Wal-Mart Stores, General Motors as well as Bayer and Monsanto, which are in the process of merging, unveiled plans for job creations, new stores, research and assembly plants.
"Thank you to General Motors and Walmart for starting the big jobs push back into the US!" Trump tweeted in response.
Since November, the incoming president has used the bully pulpit of his impending presidency to attack major companies, accusing defense contractors of overcharging for planes and threatening manufacturers with stiff import duties if they sell foreign-made goods on the US market.
In succession, business leaders appear to have answered Trump's call, pledging new US investments and domestic job creation.
- Wal-Mart Stores -
The mega retailer announced Tuesday it would invest $6.8 billion in the United States -- opening, expanding or relocating 59 Walmart and Sam's Club locations and creating 10,000 jobs in stores and online sales.
The company also pledged to spend $250 billion on products made, grown, assembled or sourced in the United States.
Shares in the company were up 2.3 percent toward 1900 GMT.
- General Motors -
The US auto giant said it would invest an additional $1 billion inside the United States on top of $2.6 billion already announced last year and would create 5,000 jobs in the coming years.
The announced move included 1,500 "retained" positions tied to investments in new vehicle and advanced technologies as well as 450 jobs returned from Mexico.
GM's statement came a week after a business-as-usual message from GM CEO Mary Barra, who told reporters at the Detroit Auto Show that the company would press ahead with plans to manufacture the latest version of its GMC Terrain SUV in Mexico.
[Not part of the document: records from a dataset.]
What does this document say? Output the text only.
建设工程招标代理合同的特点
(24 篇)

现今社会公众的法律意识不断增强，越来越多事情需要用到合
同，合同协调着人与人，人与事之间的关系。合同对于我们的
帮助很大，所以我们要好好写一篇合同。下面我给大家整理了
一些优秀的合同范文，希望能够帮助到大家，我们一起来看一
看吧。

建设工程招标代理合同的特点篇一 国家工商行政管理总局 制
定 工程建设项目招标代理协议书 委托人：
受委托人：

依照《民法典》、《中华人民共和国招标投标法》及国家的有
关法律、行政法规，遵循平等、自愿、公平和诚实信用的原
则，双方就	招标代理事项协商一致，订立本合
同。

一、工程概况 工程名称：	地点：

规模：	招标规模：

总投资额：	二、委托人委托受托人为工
Trump this month singled out GM for criticism on Twitter, threatening the company with import duties for selling a Mexican-made version of the Chevrolet Cruze on the US market. About two percent of all Cruze cars sold in the US are Mexican-made, according to GM.
The company's share price had risen 0.2 percent in New York toward 1900 GMT.
- Bayer-Monsanto -
The German chemicals and pharmaceutical giant Bayer and the US agribusiness firm Monsanto, which Bayer is in the process of acquiring, announced about $8 billion in investment in agricultural research in the United States.
The announcement followed last week's meeting between Trump, Bayer CEO Werner Baumann and Monsanto chief Hugh Grant, which a Bayer spokesman described as "productive."
A Trump spokesman said the investments were coming "because the president-elect's focus on creating better business climate here in the United States, which has already increased consumer and small-business confidence since the election."
The companies, however, did not confirm Trump's statement that they would create at least 3,000 "new US high-tech jobs" or that they would commit to retaining the company's "9,000 plus US workforce."
In New York, Monsanto's shares had gained 0.5 percent by 1900 GMT.